Los dos primeros escenarios serían variantes de la forma que podría asumir una reorganización de las distintas corrientes del peronismo. Esto sólo será posible si los actores involucrados renuncian a sus expectativas de máxima, esto es, si tanto el kirchnerismo abandona su postura cerril pero también si el peronismo no kirchnerista abandona la idea de que el gobierno haga el trabajo sucio de eliminar al kirchnerismo.

  • (Otra) renovación peronista: un escenario posible sería la reunión de las distintas partes del peronismo con el kirchnerismo en un rol marginal. Esta reunión podría producirse gracias a la aglutinación impulsada por alguno de los que han resultado victoriosos en las últimas elecciones y que aparecen como moderados (esto es, de fluida conversación con el gobierno nacional, aunque tendiendo puentes con el kirchnerismo).
  • Kirchnerismo sin Cristina (conduciendo): este escenario supondría la articulación de todos los espacios peronistas bajo una conducción afín al kirchnerismo que no sea la de CFK. Si antes estaba claro, ahora resulta obvio que Cristina no tiene la vocación (cfr. el discurso en Hurlingham), y probablemente tampoco la capacidad, de conducir la rearticulación de todas esas partes.
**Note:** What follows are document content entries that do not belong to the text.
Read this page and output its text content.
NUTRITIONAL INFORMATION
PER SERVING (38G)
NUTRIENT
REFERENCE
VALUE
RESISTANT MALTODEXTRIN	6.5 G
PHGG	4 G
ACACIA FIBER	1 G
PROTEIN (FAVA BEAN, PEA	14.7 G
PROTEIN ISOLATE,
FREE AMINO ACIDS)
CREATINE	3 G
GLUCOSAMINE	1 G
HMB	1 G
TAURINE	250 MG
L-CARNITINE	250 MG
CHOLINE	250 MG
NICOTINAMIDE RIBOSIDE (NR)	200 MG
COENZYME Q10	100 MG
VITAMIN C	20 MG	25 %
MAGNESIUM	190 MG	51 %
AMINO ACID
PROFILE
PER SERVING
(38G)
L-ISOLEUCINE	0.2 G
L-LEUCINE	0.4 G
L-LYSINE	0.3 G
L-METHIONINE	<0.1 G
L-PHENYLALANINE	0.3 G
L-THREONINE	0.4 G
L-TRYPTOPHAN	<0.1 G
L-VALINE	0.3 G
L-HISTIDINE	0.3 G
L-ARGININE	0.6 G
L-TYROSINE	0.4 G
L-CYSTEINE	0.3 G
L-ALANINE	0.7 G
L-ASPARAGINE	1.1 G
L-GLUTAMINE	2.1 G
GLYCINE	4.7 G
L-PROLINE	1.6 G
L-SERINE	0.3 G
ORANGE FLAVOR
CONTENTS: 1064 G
Su rol seguiría siendo importante como conducción y referencia del sector kirchnerista, pero no para el conjunto. Esta situación permitiría, no obstante, la pervivencia del programa kirchnerista (que no se agota en la promoción del mercado interno y la industrialización sustitutiva de importaciones, sino que ha avanzado en discusiones que hacen a la forma de nuestra democracia –discusiones acerca del poder de los medios de comunicación, de cómo mejorar el ejercicio de la judicatura y de cómo construir una agencia de inteligencia acorde con esa democracia) más allá de sus liderazgos fundantes. Este escenario parece ser el menos probable o, por lo menos, el más trabajoso.
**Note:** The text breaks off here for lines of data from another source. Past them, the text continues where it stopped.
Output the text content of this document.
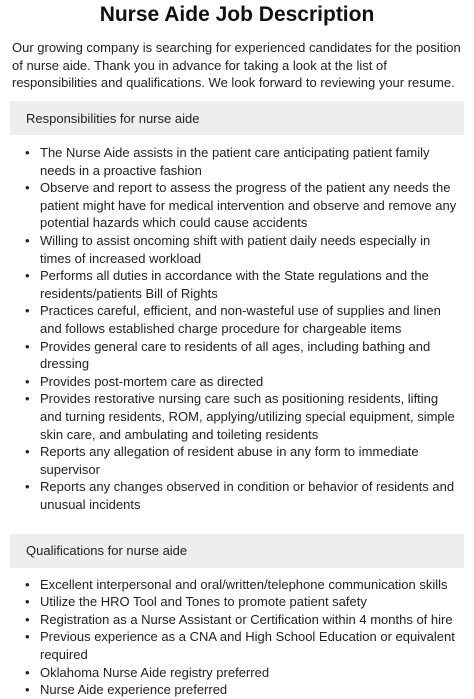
Nurse Aide Job Description

Our growing company is searching for experienced candidates for the position of nurse aide. Thank you in advance for taking a look at the list of responsibilities and qualifications. We look forward to reviewing your resume.

Responsibilities for nurse aide
• The Nurse Aide assists in the patient care anticipating patient family needs in a proactive fashion
• Observe and report to assess the progress of the patient any needs the patient might have for medical intervention and observe and remove any potential hazards which could cause accidents
• Willing to assist oncoming shift with patient daily needs especially in times of increased workload
• Performs all duties in accordance with the State regulations and the residents/patients Bill of Rights
• Practices careful, efficient, and non-wasteful use of supplies and linen and follows established charge procedure for chargeable items
• Provides general care to residents of all ages, including bathing and dressing
• Provides post-mortem care as directed
• Provides restorative nursing care such as positioning residents, lifting and turning residents, ROM, applying/utilizing special equipment, simple skin care, and ambulating and toileting residents
• Reports any allegation of resident abuse in any form to immediate supervisor
• Reports any changes observed in condition or behavior of residents and unusual incidents
Qualifications for nurse aide
• Excellent interpersonal and oral/written/telephone communication skills
• Utilize the HRO Tool and Tones to promote patient safety
• Registration as a Nurse Assistant or Certification within 4 months of hire
• Previous experience as a CNA and High School Education or equivalent required
• Oklahoma Nurse Aide registry preferred
• Nurse Aide experience preferred
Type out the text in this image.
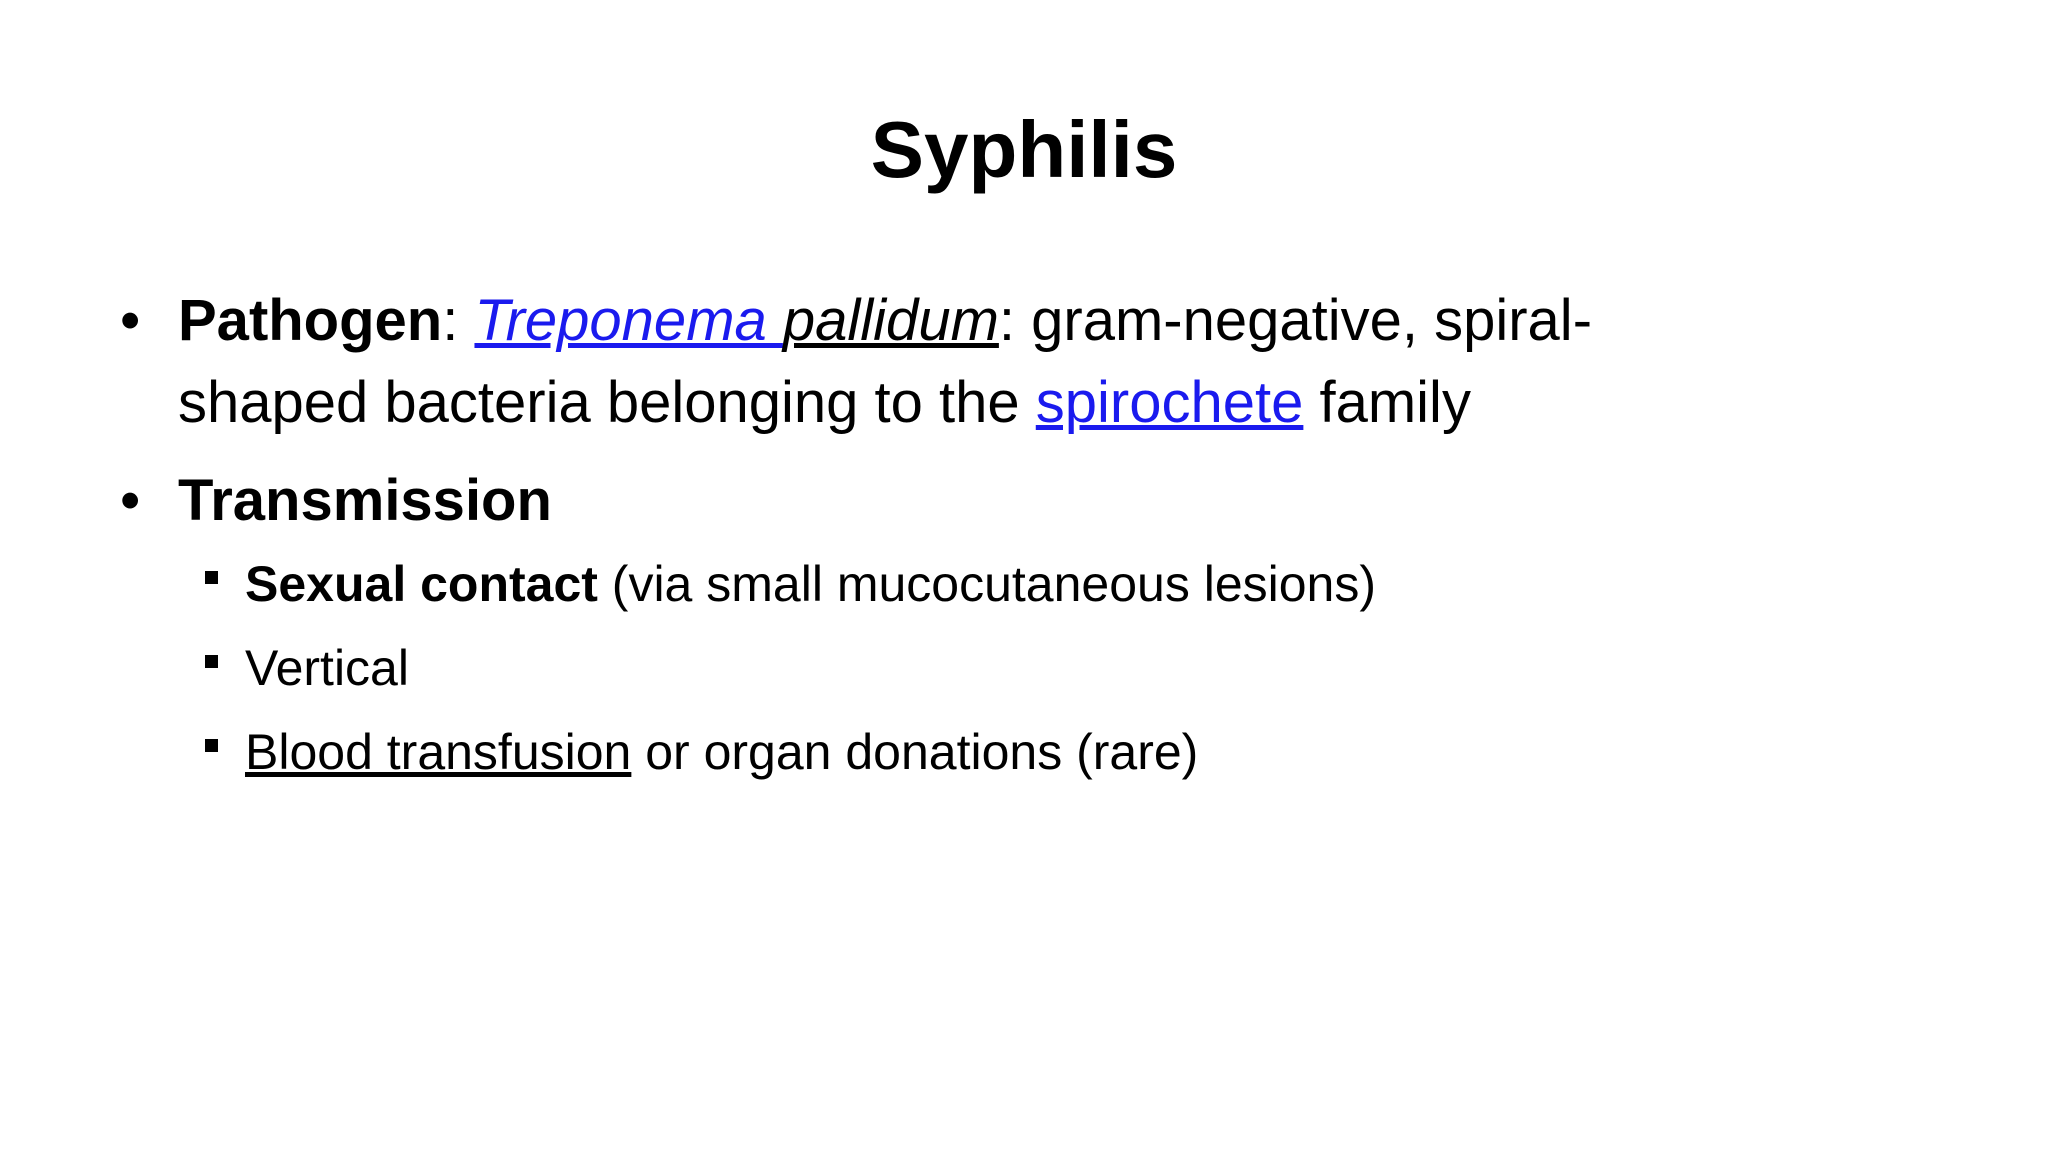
Syphilis
• Pathogen: Treponema pallidum: gram-negative, spiral-
shaped bacteria belonging to the spirochete family
• Transmission
Sexual contact (via small mucocutaneous lesions)
Vertical
Blood transfusion or organ donations (rare)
El último escenario sobrevendría frente al fracaso y/o abandono del intento de una rearticulación del peronismo.

  • Restauración conservadora (en el peronismo): En este escenario las partes del peronismo conservarían su dispersión. Así el kirchnerismo, abandonado a las tendencias que existen en él y que pugnan por transformarlo en una coalición progresista (con la imagen del “Podemos” español como horizonte), terminaría como una fuerza con un programa ideológicamente coherente, aunque confinada a representar sectores medios urbanos, estudiantiles e intelectuales. En este escenario, Cristina sí podría conservar su rol de conducción de un espacio devenido conscientemente en una minoría intensa. Desinteresándose el kirchnerismo de la disputa por el peronismo, las variantes no kirchneristas podrían dar rienda suelta a las tendencias conservadoras que anidan en su interior. Quizás recuperando –aunque no necesariamente– la defensa del mercado interno y la industrialización sustitutiva de importaciones, el peronismo quedaría como la expresión política de un programa conservador en lo cultural, escasamente generoso en materia de derechos individuales y decididamente inclinado a la demagogia punitiva.

No es fácil saber que va a pasar, mucho más fácil es saber qué es lo que hay que evitar.